Other changes made to the mosque by his son al-Hakam
II are intended to link the mosque to the lost days of Umayyad
hegemony in Damascus, reminding others of their ancient claim
to the Caliphate: in particular, an elaborate Qibla wall with
mosaics evoke the mosaics used by Umayyads at Damascus.
However the search for ceremonial and architectural forms
which might express this new authority also include a basilical
structure of three aisles inscribed in the hypostyle additions
of al Hakam II (view down aisle). These culminate in the mihrab
and two side doors (one, a treasury, and the other, the Caliph's
private entrance to the mosque) which resemble a Christian
church (three doors).
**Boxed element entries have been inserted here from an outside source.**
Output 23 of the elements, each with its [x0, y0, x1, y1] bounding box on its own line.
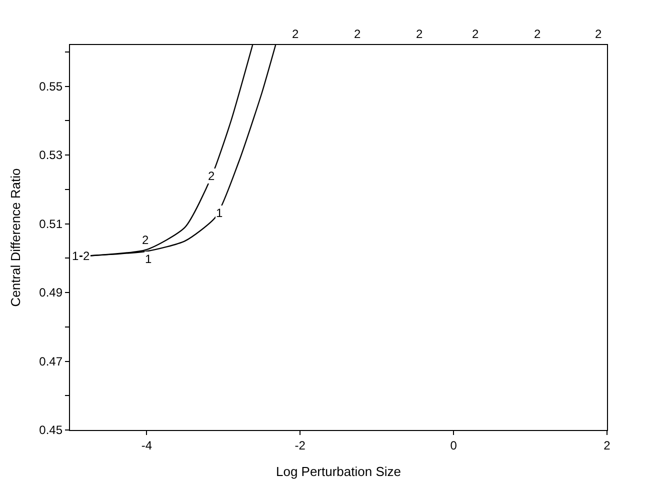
text: 2	[534, 27, 541, 41]
text: 2	[416, 27, 423, 41]
x-tick-label: 2	[604, 438, 611, 452]
x-axis-title: Log Perturbation Size	[276, 464, 402, 480]
y-tick-label: 0.51	[39, 216, 63, 231]
text: 2	[595, 27, 602, 41]
text: 2	[292, 27, 299, 41]
y-axis-title: Central Difference Ratio	[8, 168, 24, 307]
annotation: 1	[145, 252, 152, 266]
x-tick-label: -2	[294, 438, 306, 452]
text: 2	[472, 27, 479, 41]
annotation: 1	[72, 249, 79, 263]
text: 2	[354, 27, 361, 41]
annotation: 1	[216, 206, 223, 220]
x-tick-label: 0	[450, 438, 458, 452]
y-tick-label: 0.47	[39, 354, 63, 368]
annotation: 2	[142, 233, 149, 247]
y-tick-label: 0.49	[39, 286, 63, 300]
y-tick-label: 0.53	[39, 148, 63, 162]
y-tick-label: 0.45	[39, 423, 63, 438]
y-tick-label: 0.55	[39, 79, 63, 94]
x-tick-label: -4	[141, 438, 152, 452]
annotation: 2	[83, 249, 90, 263]
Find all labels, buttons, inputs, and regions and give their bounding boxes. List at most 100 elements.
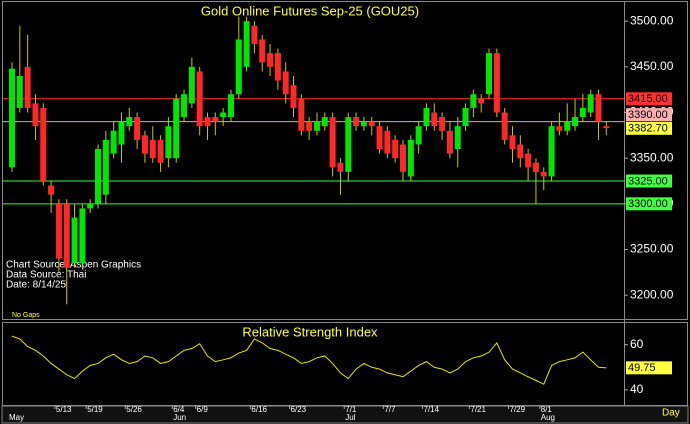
y-tick-label: 3500.00 <box>630 13 674 27</box>
candle-body <box>462 107 469 127</box>
candle-body <box>55 203 62 259</box>
x-tick-label: 6/23 <box>291 405 307 414</box>
y-tick-label: 3450.00 <box>630 59 674 73</box>
candle-body <box>149 139 156 159</box>
month-label: Aug <box>541 413 555 422</box>
x-tick-label: 7/29 <box>509 405 525 414</box>
level-label-bg <box>626 108 672 122</box>
candle-body <box>165 126 172 159</box>
candle-body <box>274 53 281 81</box>
candle-body <box>9 68 15 168</box>
candle-body <box>251 25 258 45</box>
candle-body <box>212 117 219 122</box>
candle-body <box>118 121 125 145</box>
candle-body <box>110 130 117 154</box>
candle-body <box>204 117 211 127</box>
candle-body <box>282 71 289 95</box>
month-label: Jun <box>173 413 186 422</box>
candle-body <box>102 139 109 195</box>
candle-body <box>188 66 195 104</box>
candle-body <box>227 94 234 118</box>
x-tick-label: 5/13 <box>56 405 72 414</box>
candle-body <box>196 71 203 127</box>
candle-body <box>439 117 446 131</box>
candle-body <box>579 107 586 118</box>
candle-body <box>32 103 39 127</box>
candle-body <box>157 139 164 163</box>
month-label: Jul <box>345 413 355 422</box>
candle-body <box>603 126 610 129</box>
candle-body <box>24 66 31 108</box>
candle-body <box>71 217 78 264</box>
candle-body <box>517 144 524 159</box>
candle-body <box>321 117 328 127</box>
candle-body <box>423 107 430 127</box>
candle-body <box>368 121 375 127</box>
level-label-bg <box>626 92 672 106</box>
x-tick-label: 8/1 <box>541 405 553 414</box>
candle-body <box>376 126 383 150</box>
x-tick-label: 5/19 <box>87 405 103 414</box>
candle-body <box>134 117 141 140</box>
candle-body <box>298 98 305 131</box>
y-tick-label: 60 <box>630 337 644 351</box>
candle-body <box>126 117 133 127</box>
candle-body <box>548 126 555 177</box>
candle-body <box>454 126 461 150</box>
candle-body <box>181 94 188 118</box>
candle-body <box>259 39 266 63</box>
candle-body <box>63 203 70 268</box>
candle-body <box>501 112 508 140</box>
candle-body <box>306 121 313 131</box>
x-tick-label: 6/16 <box>251 405 267 414</box>
candle-body <box>87 203 94 209</box>
candle-body <box>290 85 297 108</box>
candle-body <box>313 121 320 131</box>
level-label: 3325.00 <box>628 175 668 187</box>
level-label-bg <box>626 197 672 211</box>
candle-body <box>400 144 406 172</box>
candle-body <box>360 121 367 127</box>
last-price-label: 3382.70 <box>628 123 668 135</box>
candle-body <box>353 117 360 127</box>
candle-body <box>48 185 55 195</box>
candle-body <box>525 153 532 168</box>
source-note: Chart Source: Aspen Graphics <box>6 260 141 271</box>
candle-body <box>337 162 344 172</box>
candle-body <box>40 107 47 182</box>
level-label-bg <box>626 174 672 188</box>
candle-body <box>478 98 485 104</box>
month-label: May <box>9 413 24 422</box>
candle-body <box>486 53 493 95</box>
candle-body <box>587 94 594 113</box>
candle-body <box>415 126 422 145</box>
date-note: Date: 8/14/25 <box>6 280 66 291</box>
last-rsi-label: 49.75 <box>628 362 656 374</box>
x-tick-label: 6/9 <box>197 405 209 414</box>
candle-body <box>95 149 102 204</box>
price-panel <box>2 1 688 320</box>
level-label: 3415.00 <box>628 93 668 105</box>
date-strip <box>1 405 689 424</box>
x-tick-label: 7/21 <box>470 405 486 414</box>
candle-body <box>345 117 352 172</box>
candle-body <box>267 53 274 67</box>
candle-body <box>407 139 414 177</box>
y-tick-label: 3250.00 <box>630 242 674 256</box>
candle-body <box>556 126 563 131</box>
candle-body <box>509 135 516 150</box>
y-tick-label: 3200.00 <box>630 287 674 301</box>
x-unit: Day <box>662 408 680 419</box>
x-tick-label: 7/1 <box>345 405 357 414</box>
candle-body <box>446 130 453 154</box>
candle-body <box>235 39 242 95</box>
candle-body <box>173 98 180 159</box>
candle-body <box>243 21 250 67</box>
x-tick-label: 6/4 <box>173 405 185 414</box>
candle-body <box>141 135 148 154</box>
y-tick-label: 40 <box>630 382 644 396</box>
candle-body <box>572 117 579 127</box>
Clearly no allusion to Christianity
is implied here; rather, Christian worship's rhetorical power,
commented on by more than one Umayyad writer, is appropriated
here in the interests of promoting the authority of the new
Caliphate. In this spirit, the form was probably meant to
be perceived as a palatine one, for a similar three-aisled
basilica, culminating this time in a single horseshoe arch,
had been built earlier in the Umayyad palace of Madinat al-Zahra.